La Revue de Presse du 25 février 2015

Publié le 25 février 2015

cap50

Les salariés d’AIM et les producteurs de cap 50 tentent de renouer le dialogue.

Pour Vincent Varin, président de CAP 50 porcs, Philippe Leboisne, président HAIM-AIM groupe et Olivier Remigereau, directeur de Cap 50, les abattoirs AIM sont devenus des boucs émissaires.

Selon Ouest-France, c’est l’ensemble de la filière porcine française qui est malheureusement sinistrée, tant au niveau des producteurs que de l’abattage. Sans compter que depuis le début de la procédure judiciaire d’AIM, CAP50 et ses éleveurs se voient accusés de multiples choses, sans aucun fondement réel.

Le journal souligne que les responsables de Cap50 tentent de faire comprendre aux salariés d’AIM qu’ils sont de leurs cotés puisque sans quoi le dossier de reprise d’AIM pourrait bel et bien capoter.

En tout cas il faudra retenir de cette histoire que les éleveurs de Cap50 ont tout fait pour produire des porcs de qualité et ont également activement participé à la recherche et à l’étude de solution de reprise de la société, d’après les responsables de Cap50.

En attendant les décisions finales du tribunal, les salariés d’AIM et les producteurs de porc ont tout intérêt à travailler main dans la main et à ne pas s’opposer, si tout le monde veut garder sa place.


Le Grand Nausicaa de Boulogne sur Mer, prendra bientôt une toute autre allure.

Selon La Voix du Nord, le centre national de la mer verrait d’ici peu de temps quelques changements quant à sa géo localisation, puisqu’il se déplacera dans un autre quartier de Boulogne, vers le quai des Paquebots.

Celui qu’on appelle aussi le « Louvre de la mer » est aujourd’hui fini à 82,5%. Son ambition est de devenir le plus grand aquarium d’Europe avec un bassin de 9500 m3 et d’y attirer près d’1 million de visiteurs.

Avec 50euros de panier moyen par jour et par personne, la région espère avoir une retombée économique sur l’ensemble du bassin du Boulonnais.

Et le journal ne manque pas de noter que Nausicaa sera le porte-drapeau du savoir-faire boulonnais, avec quelques entreprises comme Ecover qui comptent bien les soutenir dans leur démarche environnementaliste.


On poursuit cette fois-ci avec la nouvelle île porte-avions en mer de Chine méridionale.

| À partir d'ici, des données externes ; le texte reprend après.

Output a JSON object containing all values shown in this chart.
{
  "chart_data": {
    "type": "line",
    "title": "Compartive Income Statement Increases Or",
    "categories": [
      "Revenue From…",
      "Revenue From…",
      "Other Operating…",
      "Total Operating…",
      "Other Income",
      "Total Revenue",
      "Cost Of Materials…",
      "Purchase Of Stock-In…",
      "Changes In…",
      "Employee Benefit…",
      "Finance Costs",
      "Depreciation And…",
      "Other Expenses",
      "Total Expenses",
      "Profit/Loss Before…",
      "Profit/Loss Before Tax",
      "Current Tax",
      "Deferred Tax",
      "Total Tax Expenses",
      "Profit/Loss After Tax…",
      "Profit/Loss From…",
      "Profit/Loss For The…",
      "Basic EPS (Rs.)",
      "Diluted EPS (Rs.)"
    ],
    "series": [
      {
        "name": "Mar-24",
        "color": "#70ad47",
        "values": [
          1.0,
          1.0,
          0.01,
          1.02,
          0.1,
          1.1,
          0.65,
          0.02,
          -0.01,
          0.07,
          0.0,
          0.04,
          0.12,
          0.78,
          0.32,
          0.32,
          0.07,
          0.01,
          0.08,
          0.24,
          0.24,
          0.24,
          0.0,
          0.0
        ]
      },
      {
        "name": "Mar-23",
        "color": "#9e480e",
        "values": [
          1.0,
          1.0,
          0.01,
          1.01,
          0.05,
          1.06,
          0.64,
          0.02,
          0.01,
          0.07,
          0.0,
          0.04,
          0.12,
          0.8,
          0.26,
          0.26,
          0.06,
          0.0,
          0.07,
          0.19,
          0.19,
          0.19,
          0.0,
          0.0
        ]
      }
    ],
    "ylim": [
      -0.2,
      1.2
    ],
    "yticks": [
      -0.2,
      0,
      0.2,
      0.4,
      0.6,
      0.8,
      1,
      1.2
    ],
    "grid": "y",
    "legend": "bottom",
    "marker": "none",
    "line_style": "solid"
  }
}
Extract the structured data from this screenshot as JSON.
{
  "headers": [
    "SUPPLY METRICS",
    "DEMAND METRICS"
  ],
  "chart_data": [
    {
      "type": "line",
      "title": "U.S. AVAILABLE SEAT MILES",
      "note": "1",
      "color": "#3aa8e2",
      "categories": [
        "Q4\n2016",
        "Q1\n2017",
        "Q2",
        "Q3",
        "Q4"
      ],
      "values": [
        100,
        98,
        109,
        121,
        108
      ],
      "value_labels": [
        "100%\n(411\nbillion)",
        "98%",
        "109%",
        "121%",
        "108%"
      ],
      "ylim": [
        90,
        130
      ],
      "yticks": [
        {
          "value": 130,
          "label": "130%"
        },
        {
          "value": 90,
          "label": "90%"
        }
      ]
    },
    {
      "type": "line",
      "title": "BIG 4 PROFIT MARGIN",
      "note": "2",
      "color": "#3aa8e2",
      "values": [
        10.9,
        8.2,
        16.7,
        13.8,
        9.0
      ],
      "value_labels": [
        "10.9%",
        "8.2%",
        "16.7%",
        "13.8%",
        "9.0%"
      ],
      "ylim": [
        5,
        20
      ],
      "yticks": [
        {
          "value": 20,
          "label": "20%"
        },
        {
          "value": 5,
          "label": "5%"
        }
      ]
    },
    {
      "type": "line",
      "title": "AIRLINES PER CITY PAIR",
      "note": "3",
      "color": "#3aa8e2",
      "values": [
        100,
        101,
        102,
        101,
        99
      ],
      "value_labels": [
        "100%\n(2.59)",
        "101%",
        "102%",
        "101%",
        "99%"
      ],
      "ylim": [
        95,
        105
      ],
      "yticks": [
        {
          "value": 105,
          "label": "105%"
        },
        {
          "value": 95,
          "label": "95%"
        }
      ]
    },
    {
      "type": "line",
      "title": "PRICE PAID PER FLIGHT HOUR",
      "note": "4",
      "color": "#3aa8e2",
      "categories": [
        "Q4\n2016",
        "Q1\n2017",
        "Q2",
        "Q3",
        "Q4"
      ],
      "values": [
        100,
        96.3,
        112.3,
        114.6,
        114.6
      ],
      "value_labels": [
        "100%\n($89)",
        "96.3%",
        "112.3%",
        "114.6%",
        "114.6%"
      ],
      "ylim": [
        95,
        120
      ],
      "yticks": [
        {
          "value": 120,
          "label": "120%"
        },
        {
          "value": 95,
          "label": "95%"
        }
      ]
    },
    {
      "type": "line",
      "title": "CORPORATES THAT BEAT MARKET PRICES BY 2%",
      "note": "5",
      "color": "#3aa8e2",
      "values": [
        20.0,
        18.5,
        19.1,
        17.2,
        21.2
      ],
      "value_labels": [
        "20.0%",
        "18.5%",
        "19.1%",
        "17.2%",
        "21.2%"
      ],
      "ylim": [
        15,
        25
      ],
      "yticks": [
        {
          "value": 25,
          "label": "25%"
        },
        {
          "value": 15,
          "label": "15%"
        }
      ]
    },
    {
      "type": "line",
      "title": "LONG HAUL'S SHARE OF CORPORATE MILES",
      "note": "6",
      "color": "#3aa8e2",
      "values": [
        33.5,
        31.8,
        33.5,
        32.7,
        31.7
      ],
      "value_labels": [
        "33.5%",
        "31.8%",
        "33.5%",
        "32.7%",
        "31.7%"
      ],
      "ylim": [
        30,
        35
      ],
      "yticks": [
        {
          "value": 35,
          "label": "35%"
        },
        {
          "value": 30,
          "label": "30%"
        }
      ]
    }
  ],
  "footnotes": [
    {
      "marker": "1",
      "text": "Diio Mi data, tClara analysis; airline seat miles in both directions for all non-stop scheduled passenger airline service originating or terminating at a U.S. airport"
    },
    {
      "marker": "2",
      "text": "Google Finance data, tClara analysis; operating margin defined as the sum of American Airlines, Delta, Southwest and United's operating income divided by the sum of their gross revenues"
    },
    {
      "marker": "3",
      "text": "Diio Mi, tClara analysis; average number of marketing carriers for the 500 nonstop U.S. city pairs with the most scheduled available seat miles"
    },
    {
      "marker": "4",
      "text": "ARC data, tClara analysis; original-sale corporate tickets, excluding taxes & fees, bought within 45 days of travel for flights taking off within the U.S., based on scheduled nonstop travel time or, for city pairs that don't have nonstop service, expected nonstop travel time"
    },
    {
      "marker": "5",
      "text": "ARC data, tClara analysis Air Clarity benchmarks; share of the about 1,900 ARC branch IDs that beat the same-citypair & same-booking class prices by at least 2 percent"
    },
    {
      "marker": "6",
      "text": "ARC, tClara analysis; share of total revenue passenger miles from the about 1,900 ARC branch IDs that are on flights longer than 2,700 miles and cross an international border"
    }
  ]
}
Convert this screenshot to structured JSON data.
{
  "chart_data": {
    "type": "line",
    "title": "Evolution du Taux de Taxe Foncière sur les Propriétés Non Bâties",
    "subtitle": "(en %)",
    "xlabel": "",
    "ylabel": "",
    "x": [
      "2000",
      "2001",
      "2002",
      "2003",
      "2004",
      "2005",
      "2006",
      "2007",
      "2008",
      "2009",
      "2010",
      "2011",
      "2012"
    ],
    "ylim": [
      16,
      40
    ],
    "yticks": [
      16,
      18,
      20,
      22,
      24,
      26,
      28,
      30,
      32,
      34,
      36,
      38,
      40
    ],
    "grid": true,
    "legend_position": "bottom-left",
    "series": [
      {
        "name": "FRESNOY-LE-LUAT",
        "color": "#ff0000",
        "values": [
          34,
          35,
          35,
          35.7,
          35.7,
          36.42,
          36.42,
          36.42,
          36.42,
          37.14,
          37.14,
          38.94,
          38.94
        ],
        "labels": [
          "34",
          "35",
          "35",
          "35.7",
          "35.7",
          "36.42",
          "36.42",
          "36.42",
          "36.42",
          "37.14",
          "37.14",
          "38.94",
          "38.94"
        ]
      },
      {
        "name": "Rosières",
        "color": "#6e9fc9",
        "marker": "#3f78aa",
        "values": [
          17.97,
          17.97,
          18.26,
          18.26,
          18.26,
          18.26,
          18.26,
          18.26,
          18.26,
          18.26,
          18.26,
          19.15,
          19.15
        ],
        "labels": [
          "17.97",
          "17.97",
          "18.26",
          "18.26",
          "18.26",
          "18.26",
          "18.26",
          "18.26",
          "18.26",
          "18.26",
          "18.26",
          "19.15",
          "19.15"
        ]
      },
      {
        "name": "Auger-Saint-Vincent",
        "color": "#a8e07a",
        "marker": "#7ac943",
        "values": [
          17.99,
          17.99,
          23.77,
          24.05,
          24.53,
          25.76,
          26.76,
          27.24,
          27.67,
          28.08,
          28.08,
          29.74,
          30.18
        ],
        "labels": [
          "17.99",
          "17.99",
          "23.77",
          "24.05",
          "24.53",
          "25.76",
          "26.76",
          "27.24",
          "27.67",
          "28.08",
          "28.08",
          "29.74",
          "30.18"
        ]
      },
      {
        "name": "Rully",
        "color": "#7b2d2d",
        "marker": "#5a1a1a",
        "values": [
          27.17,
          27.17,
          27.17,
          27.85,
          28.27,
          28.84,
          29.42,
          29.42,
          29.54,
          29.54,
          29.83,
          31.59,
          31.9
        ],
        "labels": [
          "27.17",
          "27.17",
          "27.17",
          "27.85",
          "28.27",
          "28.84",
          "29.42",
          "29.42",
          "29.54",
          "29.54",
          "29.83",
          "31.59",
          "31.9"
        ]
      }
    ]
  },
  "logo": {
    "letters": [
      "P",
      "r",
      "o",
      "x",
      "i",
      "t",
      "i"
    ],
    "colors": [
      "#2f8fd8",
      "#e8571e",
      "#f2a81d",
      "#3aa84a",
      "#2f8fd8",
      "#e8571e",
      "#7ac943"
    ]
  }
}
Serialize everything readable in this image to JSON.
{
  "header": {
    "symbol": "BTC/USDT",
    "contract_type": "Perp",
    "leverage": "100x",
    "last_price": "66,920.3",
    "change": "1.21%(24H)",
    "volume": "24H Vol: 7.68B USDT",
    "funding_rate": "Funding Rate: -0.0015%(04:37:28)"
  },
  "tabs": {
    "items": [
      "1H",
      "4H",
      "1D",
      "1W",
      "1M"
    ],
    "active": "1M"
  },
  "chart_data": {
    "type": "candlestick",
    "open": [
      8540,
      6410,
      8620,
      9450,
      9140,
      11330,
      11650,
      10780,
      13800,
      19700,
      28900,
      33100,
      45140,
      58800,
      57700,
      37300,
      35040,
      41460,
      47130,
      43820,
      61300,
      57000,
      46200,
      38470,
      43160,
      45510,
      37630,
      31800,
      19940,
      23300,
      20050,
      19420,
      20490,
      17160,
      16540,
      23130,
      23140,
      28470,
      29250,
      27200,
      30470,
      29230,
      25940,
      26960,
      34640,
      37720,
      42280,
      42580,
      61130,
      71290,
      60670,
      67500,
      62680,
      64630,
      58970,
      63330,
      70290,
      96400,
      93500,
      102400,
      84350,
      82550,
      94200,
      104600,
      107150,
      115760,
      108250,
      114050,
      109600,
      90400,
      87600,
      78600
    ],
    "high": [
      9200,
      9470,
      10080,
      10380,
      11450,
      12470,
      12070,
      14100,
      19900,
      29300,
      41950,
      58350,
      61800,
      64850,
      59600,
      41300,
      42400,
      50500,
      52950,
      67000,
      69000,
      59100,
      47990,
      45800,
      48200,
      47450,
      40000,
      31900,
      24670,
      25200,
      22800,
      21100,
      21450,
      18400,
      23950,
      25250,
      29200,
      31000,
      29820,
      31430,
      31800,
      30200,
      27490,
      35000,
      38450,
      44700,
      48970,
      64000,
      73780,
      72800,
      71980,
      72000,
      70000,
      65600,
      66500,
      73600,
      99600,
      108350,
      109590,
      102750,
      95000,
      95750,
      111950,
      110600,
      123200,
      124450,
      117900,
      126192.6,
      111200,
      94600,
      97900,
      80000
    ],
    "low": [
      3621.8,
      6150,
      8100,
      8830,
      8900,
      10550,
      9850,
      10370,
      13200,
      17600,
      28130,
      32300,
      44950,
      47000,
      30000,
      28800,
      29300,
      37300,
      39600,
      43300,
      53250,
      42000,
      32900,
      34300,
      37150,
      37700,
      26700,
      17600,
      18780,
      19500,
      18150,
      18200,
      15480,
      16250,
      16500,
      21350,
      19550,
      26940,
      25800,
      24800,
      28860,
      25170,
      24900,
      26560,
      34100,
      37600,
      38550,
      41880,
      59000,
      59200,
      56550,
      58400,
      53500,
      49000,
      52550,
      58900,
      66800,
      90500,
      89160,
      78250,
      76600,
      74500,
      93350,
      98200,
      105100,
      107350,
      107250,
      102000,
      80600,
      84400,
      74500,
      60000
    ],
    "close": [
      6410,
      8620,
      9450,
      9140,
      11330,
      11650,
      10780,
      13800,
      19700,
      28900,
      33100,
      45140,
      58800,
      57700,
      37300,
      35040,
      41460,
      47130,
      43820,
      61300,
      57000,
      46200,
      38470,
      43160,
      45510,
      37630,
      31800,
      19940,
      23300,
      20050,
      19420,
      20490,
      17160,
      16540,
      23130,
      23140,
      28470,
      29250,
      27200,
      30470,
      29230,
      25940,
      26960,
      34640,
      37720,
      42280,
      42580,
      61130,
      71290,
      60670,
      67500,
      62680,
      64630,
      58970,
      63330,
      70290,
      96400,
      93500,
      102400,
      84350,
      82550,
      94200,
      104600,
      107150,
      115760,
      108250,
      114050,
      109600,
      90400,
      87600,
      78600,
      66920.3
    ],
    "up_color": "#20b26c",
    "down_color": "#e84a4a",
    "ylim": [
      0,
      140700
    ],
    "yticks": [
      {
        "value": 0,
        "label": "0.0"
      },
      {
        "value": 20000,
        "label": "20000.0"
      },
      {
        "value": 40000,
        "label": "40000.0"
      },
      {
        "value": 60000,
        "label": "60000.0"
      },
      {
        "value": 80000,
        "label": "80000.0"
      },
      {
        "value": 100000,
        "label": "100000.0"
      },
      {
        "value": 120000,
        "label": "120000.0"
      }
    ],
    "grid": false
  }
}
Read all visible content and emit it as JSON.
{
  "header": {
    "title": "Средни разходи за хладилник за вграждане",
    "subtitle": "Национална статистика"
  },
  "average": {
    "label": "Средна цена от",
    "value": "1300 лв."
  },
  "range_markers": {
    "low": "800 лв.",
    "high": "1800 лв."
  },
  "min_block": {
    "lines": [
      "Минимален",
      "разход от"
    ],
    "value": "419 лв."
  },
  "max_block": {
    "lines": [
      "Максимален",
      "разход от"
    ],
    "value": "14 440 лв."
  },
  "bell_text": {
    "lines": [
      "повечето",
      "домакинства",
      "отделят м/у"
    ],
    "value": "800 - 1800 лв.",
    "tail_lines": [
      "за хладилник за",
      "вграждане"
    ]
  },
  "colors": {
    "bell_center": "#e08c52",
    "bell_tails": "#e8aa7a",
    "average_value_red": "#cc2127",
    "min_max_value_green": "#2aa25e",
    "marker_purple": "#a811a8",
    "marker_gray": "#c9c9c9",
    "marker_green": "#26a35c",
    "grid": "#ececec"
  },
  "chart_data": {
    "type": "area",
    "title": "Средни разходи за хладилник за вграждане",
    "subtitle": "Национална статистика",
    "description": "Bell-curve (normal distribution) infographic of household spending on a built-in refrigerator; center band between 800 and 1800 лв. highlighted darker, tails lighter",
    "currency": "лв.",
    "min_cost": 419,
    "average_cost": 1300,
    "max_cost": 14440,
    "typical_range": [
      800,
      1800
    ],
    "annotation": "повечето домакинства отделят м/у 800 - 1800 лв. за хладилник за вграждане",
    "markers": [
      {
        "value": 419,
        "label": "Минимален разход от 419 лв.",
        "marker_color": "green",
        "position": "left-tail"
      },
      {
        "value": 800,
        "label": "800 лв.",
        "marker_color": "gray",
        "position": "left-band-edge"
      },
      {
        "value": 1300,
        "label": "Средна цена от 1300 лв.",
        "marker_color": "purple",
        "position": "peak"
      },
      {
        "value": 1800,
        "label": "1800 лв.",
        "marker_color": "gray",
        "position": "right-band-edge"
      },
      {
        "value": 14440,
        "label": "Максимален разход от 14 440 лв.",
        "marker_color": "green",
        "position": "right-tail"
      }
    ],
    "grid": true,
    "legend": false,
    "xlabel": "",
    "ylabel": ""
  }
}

Ouest France précise que ce projet ne plait évidemment guère aux pays voisins d’autant plus que cette zone est connue pour posséder un trafic maritime très dense.

Bâtie sur quelques rochers visibles en surface et aujourd’hui possédant une surface de 300 mètres de large sur 3 kilomètres de long, elle se situe dans l’archipel des Spratleys. Depuis 6 mois déjà, l’île se construit à l’aide de terres dépêchées de Chine et est connue sous le nom de Yongshu.

L’île est construite pour améliorer la vie des soldats là-bas en poste mais actuellement vide, elle sert surtout à asseoir la souveraineté de l’Empire du Milieu dans une zone déjà traversée par des tensions territoriales.